Is coconut a fruit or a nut? Fresh young coconuts are popular on a raw food diet. They alkalize you (increase your pH) and are natural electrolytes (it re-mineralizes you - a natural gatorade).
To me fresh young coconuts are a special treat, my kids love them, they go very well in smoothies and the white meat is great in many raw food desert recipes. Coconut milk is a great alternative to dairy - a must have for vegans or for the growing group of people that is allergic to milk.
But what is a coconut? For a food that I like so much, I realized I didn't know much about it. And I was wondering:
Coconut is a large palm, growing to 30 m tall. The term coconut can refer to the entire coconut palm, the seed, or the fruit.
Botanically the coconut fruit is a drupe, not a true nut. A drupe is a fruit in which an outer fleshy part surrounds a pit of hardened endocarp with a seed inside.
Coconuts sold in the shops of non-tropical countries often have their husk removed. Thus the coconut as you know it in non-tropical countries is the pit or seed of the coconut fruit. The white flesh and water are the insides of the seed.

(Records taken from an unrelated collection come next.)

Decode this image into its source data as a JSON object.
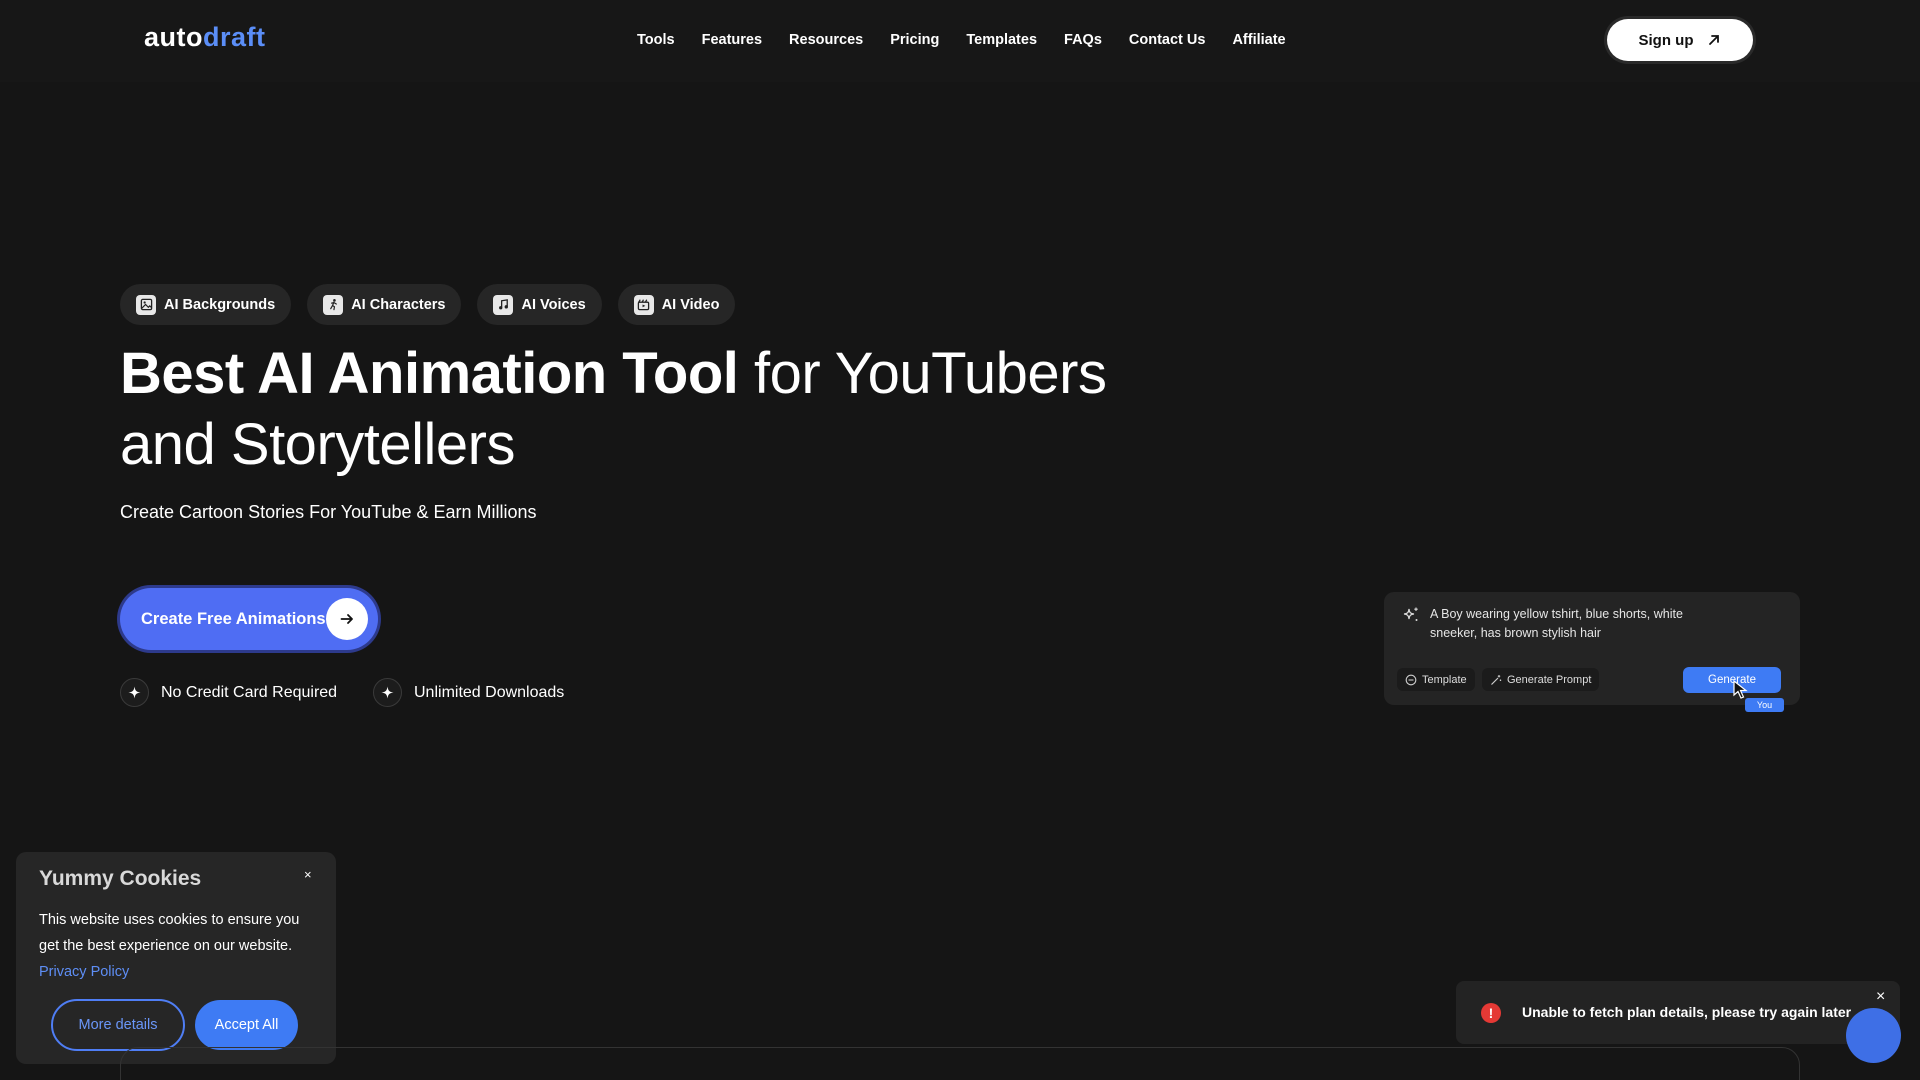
{
  "header": {
    "logo_part1": "auto",
    "logo_part2": "draft",
    "nav": [
      "Tools",
      "Features",
      "Resources",
      "Pricing",
      "Templates",
      "FAQs",
      "Contact Us",
      "Affiliate"
    ],
    "signup_label": "Sign up",
    "signup_icon": "arrow-up-right-icon"
  },
  "chips": [
    {
      "label": "AI Backgrounds",
      "icon": "image-icon"
    },
    {
      "label": "AI Characters",
      "icon": "running-figure-icon"
    },
    {
      "label": "AI Voices",
      "icon": "music-note-icon"
    },
    {
      "label": "AI Video",
      "icon": "video-clapper-icon"
    }
  ],
  "hero": {
    "title_bold": "Best AI Animation Tool",
    "title_rest": " for YouTubers and Storytellers",
    "subtitle": "Create Cartoon Stories For YouTube & Earn Millions",
    "cta_label": "Create Free Animations",
    "benefits": [
      "No Credit Card Required",
      "Unlimited Downloads"
    ]
  },
  "prompt_demo": {
    "text": "A Boy wearing yellow tshirt, blue shorts, white sneeker, has brown stylish hair",
    "template_label": "Template",
    "generate_prompt_label": "Generate Prompt",
    "generate_label": "Generate",
    "you_label": "You"
  },
  "cookie": {
    "title": "Yummy Cookies",
    "close": "×",
    "body": "This website uses cookies to ensure you get the best experience on our website. ",
    "link": "Privacy Policy",
    "more_label": "More details",
    "accept_label": "Accept All"
  },
  "toast": {
    "icon": "!",
    "message": "Unable to fetch plan details, please try again later",
    "close": "×"
  },
  "colors": {
    "background": "#151515",
    "accent": "#4f6df3",
    "link": "#5e8ef5",
    "error": "#e53935"
  }
}
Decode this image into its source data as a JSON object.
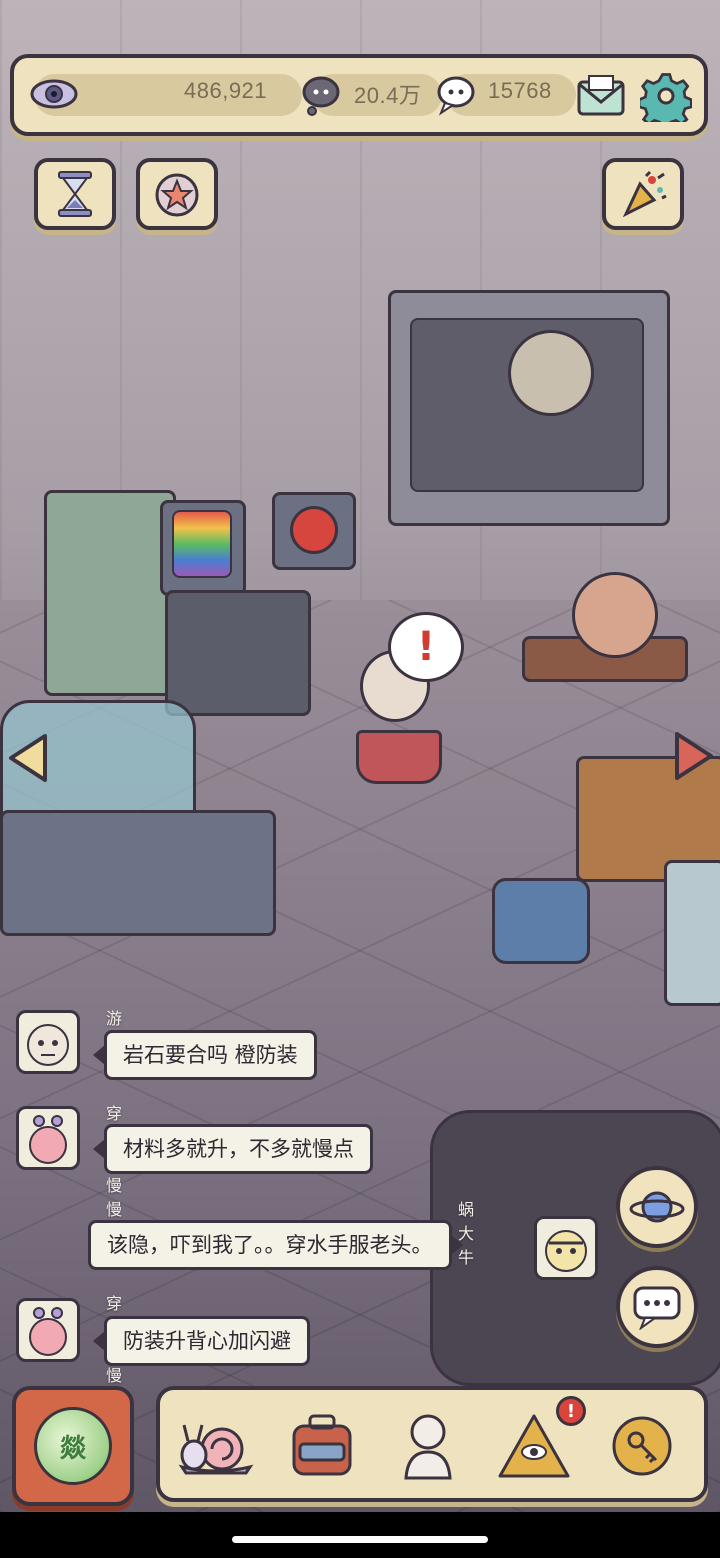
{
  "resources": {
    "views": "486,921",
    "bubbles": "20.4万",
    "messages": "15768"
  },
  "icons": {
    "eye": "eye-icon",
    "thought_bubble": "thought-bubble-icon",
    "speech_bubble": "speech-bubble-icon",
    "mail": "mail-icon",
    "settings": "gear-icon",
    "hourglass": "hourglass-icon",
    "star": "star-icon",
    "party_popper": "party-popper-icon"
  },
  "scene": {
    "alert_mark": "!"
  },
  "chat": [
    {
      "sender": "游大宝",
      "text": "岩石要合吗  橙防装",
      "side": "left"
    },
    {
      "sender": "穿越者慢慢爬",
      "text": "材料多就升，不多就慢点",
      "side": "left"
    },
    {
      "sender": "蜗大牛",
      "text": "该隐，吓到我了。。穿水手服老头。",
      "side": "right"
    },
    {
      "sender": "穿越者慢慢爬",
      "text": "防装升背心加闪避",
      "side": "left"
    }
  ],
  "bottom_nav": {
    "main_button_glyph": "燚",
    "items": [
      {
        "icon": "snail-icon"
      },
      {
        "icon": "backpack-icon"
      },
      {
        "icon": "bust-statue-icon"
      },
      {
        "icon": "pyramid-eye-icon",
        "badge": "!"
      },
      {
        "icon": "key-coin-icon"
      }
    ]
  },
  "colors": {
    "panel": "#efe3bf",
    "outline": "#3b3340",
    "accent_red": "#d9453a",
    "main_button": "#d26848"
  }
}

Other drupes are coffee, mango, olive, date, pistachio, almonds, apricot, cherry, nectarine, peach, and plum.
Almonds, peaches and mango are in the same drupe family as coconuts? I always considered almonds nuts and peaches and mangoes fruits. So for me (clearly not a botanic) it seems that coconuts are somewhat of a crossing between a fruit and a nut. And we are eating the flesh and drinking the water of a huge seed.